We found that iPic has a very unique model. It is completely experiential and there is a lot of emphasis on food and beverage as well as on diversified content. For a small investment, I will get a seat on the board. So, we thought it will be a great learning opportunity, which will help us bring best practices into our luxury cinema format in India.
It is important to be in touch with what’s happening in the developed markets. As far as international expansion is concerned, we are open to it. But I don’t think we will go with a “me-too” strategy. Some of these markets are very developed and we are under no illusion that we can disrupt the market. So, we will only go in such markets if we can offer a differentiated experience.
Do you see expansion opportunities in the less mature or emerging markets?
We have been examining such markets. We will open two properties in Sri Lanka. These will get launched in the next 24 months. But we really want to examine and study a country before we enter any new market.

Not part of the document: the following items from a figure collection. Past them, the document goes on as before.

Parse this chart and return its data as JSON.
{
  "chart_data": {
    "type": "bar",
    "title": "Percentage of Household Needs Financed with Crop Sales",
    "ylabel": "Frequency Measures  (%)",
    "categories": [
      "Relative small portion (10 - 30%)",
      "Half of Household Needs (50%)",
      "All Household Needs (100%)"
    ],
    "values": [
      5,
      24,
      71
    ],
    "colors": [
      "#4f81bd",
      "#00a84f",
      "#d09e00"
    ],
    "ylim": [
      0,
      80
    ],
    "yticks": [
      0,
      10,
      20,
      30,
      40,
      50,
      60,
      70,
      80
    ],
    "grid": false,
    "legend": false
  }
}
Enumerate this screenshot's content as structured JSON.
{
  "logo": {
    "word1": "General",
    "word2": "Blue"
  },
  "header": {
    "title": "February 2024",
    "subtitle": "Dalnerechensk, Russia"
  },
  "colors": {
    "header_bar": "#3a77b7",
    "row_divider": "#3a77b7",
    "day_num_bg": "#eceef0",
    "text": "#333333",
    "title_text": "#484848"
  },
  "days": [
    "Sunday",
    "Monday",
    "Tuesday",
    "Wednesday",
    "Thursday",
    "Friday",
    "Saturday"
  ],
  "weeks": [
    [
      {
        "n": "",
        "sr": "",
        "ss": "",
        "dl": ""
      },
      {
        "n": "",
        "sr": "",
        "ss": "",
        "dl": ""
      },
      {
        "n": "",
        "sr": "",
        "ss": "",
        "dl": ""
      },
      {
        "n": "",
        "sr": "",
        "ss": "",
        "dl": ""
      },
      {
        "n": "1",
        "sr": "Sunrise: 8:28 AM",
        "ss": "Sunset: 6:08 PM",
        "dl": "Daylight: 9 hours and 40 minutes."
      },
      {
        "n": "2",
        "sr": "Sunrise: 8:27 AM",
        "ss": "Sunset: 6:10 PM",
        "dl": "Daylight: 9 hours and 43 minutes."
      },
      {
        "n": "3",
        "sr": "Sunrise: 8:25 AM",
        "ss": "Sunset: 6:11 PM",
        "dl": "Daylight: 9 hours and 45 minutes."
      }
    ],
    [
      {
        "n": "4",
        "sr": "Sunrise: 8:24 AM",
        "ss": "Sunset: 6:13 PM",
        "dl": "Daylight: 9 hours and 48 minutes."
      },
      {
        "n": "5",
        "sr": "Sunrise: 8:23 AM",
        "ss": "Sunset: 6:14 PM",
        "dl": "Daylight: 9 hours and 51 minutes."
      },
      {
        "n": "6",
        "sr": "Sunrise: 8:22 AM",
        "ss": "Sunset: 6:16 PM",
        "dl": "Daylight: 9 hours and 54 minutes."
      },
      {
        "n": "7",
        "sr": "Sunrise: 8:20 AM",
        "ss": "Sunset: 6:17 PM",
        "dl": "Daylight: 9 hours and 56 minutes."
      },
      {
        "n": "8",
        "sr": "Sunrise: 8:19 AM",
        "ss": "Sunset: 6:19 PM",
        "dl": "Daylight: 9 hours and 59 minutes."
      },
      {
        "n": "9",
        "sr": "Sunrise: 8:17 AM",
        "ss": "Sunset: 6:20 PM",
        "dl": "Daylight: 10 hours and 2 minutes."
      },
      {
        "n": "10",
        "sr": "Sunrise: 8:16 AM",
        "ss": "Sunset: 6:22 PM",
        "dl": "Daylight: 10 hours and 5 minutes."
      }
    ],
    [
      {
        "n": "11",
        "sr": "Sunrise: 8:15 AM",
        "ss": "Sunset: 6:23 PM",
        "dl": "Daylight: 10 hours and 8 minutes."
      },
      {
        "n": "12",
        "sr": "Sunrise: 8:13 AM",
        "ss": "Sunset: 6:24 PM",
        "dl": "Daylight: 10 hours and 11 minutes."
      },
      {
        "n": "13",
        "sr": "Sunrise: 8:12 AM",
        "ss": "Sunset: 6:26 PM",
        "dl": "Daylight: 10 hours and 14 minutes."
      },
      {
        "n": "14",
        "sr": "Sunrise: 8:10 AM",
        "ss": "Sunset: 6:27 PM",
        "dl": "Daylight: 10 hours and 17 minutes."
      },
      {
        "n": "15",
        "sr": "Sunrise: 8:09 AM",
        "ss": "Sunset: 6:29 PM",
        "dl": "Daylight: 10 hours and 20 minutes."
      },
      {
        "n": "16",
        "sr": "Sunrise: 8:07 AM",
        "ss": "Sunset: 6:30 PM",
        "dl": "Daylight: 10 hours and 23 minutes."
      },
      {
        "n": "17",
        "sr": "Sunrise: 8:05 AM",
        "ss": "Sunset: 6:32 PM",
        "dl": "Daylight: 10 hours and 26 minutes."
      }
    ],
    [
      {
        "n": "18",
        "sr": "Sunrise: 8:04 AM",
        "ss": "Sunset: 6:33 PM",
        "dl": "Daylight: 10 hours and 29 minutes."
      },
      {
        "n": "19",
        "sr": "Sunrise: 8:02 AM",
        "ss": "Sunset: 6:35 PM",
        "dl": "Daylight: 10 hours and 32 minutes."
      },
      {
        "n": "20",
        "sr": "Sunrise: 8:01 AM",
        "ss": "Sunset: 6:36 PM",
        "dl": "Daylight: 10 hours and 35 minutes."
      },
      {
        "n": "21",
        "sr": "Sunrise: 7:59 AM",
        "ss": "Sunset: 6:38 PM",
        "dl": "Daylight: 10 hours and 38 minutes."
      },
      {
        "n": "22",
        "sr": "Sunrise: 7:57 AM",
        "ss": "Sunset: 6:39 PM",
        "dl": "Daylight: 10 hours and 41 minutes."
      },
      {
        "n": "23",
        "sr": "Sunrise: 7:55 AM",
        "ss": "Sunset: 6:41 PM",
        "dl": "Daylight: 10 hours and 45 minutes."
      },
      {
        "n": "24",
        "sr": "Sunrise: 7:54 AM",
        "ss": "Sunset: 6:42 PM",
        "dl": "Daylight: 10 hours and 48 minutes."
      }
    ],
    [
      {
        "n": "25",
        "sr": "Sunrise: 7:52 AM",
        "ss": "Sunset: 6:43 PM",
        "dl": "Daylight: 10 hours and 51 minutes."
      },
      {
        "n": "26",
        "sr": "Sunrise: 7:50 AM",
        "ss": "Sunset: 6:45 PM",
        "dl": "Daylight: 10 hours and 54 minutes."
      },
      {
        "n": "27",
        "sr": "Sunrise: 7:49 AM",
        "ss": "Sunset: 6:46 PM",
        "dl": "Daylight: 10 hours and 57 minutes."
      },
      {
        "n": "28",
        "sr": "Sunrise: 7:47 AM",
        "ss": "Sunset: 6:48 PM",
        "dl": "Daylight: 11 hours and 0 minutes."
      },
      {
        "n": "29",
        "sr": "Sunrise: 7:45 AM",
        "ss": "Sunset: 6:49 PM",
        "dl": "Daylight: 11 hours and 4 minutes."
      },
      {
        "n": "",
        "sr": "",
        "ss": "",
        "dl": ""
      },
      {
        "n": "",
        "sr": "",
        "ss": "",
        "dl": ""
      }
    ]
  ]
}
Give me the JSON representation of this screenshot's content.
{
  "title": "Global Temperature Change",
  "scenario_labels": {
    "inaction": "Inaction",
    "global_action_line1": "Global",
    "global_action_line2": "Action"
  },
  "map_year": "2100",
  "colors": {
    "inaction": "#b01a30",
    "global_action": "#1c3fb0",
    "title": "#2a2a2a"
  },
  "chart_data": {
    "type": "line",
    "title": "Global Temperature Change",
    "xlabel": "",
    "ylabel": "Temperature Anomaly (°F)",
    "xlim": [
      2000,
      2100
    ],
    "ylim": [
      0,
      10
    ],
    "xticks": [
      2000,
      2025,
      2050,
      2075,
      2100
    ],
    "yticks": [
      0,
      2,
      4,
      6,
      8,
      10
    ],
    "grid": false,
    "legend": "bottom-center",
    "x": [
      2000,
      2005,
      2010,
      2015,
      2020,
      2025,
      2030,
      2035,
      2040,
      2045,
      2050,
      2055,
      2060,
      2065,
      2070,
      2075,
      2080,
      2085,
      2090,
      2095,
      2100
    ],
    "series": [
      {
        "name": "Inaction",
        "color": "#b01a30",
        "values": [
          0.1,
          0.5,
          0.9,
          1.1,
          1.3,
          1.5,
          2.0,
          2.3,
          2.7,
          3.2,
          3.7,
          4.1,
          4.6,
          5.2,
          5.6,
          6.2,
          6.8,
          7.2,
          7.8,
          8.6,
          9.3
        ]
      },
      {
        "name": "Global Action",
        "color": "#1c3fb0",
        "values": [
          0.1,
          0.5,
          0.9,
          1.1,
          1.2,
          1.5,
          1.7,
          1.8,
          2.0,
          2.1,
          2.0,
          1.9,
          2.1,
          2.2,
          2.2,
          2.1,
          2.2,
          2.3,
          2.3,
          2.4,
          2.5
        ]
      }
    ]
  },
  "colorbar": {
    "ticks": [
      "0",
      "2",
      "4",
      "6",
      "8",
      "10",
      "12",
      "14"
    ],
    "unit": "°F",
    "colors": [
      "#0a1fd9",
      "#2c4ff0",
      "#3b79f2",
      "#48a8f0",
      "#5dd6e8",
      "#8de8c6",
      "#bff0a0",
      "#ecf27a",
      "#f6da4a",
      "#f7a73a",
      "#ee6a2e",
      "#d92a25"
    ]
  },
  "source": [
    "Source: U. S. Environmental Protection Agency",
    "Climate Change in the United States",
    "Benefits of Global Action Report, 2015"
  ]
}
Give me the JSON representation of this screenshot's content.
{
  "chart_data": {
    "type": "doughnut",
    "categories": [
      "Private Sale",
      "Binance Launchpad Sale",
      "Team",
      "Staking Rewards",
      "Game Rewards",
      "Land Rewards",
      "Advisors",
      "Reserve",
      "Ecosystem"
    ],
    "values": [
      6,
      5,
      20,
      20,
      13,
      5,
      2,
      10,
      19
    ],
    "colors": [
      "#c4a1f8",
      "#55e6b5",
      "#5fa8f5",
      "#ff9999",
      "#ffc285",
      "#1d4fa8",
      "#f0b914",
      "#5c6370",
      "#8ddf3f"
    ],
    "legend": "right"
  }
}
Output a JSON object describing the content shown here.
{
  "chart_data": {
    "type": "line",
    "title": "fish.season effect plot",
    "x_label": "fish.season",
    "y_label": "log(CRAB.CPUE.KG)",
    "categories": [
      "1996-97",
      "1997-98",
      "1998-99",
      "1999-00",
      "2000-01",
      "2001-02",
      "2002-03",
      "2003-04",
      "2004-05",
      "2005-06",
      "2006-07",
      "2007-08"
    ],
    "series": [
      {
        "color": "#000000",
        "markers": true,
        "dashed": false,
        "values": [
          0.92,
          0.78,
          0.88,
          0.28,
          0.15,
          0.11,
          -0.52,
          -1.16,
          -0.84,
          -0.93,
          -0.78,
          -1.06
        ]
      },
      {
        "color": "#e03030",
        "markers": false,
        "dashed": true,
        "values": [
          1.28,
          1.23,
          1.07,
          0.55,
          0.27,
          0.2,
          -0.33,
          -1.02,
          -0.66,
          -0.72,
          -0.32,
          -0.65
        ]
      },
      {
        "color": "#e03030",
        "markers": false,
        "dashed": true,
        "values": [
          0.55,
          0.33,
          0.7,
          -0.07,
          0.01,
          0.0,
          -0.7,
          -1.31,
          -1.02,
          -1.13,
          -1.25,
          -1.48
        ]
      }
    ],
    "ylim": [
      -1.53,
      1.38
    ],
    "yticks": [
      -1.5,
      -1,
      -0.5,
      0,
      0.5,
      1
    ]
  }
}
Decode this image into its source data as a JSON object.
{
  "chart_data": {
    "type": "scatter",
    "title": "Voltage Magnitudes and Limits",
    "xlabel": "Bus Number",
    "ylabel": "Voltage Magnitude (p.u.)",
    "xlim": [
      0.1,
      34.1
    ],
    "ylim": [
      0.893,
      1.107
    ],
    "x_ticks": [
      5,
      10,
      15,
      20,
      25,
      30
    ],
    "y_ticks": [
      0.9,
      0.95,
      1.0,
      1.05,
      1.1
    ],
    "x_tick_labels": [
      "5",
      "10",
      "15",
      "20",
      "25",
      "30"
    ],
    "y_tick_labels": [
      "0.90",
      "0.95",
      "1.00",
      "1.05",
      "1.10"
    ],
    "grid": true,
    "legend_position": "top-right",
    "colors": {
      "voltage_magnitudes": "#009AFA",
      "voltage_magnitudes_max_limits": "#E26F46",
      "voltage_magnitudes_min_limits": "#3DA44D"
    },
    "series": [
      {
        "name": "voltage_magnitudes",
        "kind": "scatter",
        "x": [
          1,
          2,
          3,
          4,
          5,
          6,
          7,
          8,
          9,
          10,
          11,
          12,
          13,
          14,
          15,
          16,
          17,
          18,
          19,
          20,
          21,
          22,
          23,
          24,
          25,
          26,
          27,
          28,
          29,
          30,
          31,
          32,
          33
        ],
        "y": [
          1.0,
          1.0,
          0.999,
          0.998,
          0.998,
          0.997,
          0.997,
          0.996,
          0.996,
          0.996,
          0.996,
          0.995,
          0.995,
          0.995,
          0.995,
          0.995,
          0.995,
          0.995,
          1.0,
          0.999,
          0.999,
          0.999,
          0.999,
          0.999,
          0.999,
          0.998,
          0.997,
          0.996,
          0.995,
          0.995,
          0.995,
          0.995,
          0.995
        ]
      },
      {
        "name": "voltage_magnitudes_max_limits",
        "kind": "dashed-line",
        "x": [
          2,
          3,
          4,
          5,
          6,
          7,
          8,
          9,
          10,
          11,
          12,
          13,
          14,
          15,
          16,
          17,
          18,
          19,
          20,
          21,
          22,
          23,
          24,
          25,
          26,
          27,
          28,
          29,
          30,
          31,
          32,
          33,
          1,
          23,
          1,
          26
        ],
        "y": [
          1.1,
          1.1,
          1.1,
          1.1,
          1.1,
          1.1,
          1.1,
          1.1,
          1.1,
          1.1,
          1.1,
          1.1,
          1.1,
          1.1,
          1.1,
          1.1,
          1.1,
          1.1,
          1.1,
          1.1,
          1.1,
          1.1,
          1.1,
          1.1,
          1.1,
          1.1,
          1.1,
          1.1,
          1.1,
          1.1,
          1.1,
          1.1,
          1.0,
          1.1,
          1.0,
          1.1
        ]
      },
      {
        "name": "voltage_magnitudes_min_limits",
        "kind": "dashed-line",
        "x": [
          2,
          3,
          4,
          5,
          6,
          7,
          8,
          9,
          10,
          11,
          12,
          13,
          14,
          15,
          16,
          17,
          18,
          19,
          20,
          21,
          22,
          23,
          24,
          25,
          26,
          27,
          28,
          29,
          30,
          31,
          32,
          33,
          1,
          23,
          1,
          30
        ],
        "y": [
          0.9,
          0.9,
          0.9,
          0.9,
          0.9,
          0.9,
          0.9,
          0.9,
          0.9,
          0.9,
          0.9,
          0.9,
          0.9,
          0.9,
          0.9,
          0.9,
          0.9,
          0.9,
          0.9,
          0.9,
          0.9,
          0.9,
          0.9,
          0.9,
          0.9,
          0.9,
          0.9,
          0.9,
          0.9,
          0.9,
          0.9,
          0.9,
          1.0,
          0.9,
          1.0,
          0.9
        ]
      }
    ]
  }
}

With the emergence of various digital platforms, the theatrical windows are shrinking. How are you looking to navigate this challenge?
Nearly 60 per cent of the revenues of a movie still come from big screens. We think it’s a short-term strategy to bypass the theatrical window and straight away move on to other platforms. People are still keen to watch movies on the big screen and, of course, we have to work harder and offer a differentiated experience.
From an economic point of view, it is not viable for producers to miss or shrink the theatrical window and go to other platforms. We are collaborating with the studios and are confident that we will find a solution that works for all stakeholders. Even in mature markets, such as the US and the UK, a three-month theatrical window is still maintained.